Exercise caution when dealing with insurers

When dealing with property-related insurance claims, people should maintain a certain healthy suspicion of what insurance adjusters and claims representatives say when denying a claim, portion of a claim, or providing valuations for a loss.

Whether they admit it or not, insurance company employees are always trying to pay the least possible amount on any claim.  This makes sense to the extent that insurers have “trimmed the fat” out of each claim, thereby paying for only the real loss and not any fluff.   This theoretically benefits us all as we presume it enables insurers to keep insurance premiums low.  However, this practice raises questions when claimants are improperly denied legitimate reimbursement for losses and, there is little, if any, evidence that insurers actually pass on the savings to us as policyholders.

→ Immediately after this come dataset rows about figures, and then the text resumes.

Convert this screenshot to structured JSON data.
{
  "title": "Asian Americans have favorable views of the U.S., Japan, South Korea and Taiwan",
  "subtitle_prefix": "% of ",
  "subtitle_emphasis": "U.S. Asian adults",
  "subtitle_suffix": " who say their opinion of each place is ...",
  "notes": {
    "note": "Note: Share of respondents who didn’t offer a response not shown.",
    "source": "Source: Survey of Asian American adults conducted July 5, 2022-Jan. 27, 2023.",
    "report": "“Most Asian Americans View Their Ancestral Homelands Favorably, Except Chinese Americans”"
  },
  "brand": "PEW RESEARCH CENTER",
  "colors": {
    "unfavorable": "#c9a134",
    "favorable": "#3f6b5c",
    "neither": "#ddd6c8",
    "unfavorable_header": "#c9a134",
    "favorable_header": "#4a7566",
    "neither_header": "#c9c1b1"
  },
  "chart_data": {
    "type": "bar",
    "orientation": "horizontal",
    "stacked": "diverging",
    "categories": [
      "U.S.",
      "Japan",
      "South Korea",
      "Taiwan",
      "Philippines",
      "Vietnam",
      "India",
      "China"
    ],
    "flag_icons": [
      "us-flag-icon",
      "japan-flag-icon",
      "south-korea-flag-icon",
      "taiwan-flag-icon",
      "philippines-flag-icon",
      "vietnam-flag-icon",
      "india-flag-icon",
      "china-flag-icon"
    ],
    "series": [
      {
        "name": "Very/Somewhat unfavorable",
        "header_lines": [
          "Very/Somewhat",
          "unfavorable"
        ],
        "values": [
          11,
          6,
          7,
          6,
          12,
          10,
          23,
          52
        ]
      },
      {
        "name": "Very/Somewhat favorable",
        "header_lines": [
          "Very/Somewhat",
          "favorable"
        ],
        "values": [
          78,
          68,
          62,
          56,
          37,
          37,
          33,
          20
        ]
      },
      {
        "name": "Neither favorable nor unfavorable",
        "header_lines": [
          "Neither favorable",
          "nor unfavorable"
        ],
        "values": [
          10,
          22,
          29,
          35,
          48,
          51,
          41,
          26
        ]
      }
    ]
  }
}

Some of the things you may be told by a claims representative or adjuster may be blatant misstatements of the law in your state, but may be said with such authority as to sound legitimate.  Never hesitate to demand the source of the authority the insurer is relying on for the statement.  Ask to see the statute, regulation, case or specific policy provision the insurance representative is basing the denial on.  Many times, they won’t be able to show you any authority to substantiate the denial.

Exercise caution when dealing with insurers

Likewise, just because something may be or seem to be included in a policy doesn’t always mean you don’t have the right to recover for a loss.  Insurance representatives frequently try to apply limiting policy provisions to which the insured agreed against innocent persons harmed by the insured’s actions.  A perfect example is when the at-fault automobile driver’s insurer tries to force the person collided with to accept inferior parts in the repair of her vehicle. The person who hit her may have agreed to accept cheaper, inferior parts for the use in his vehicle repair under the policy terms, but that does not mean those terms can be imposed on someone else who didn’t agree to them.

Don’t hesitate to challenge the insurance representative, whether you are claiming under your own policy or someone else’s.  Remember that saving the insurance company money is something many insurers reward their employees for, and those employees are not always scrupulous about how they reduce claims payouts.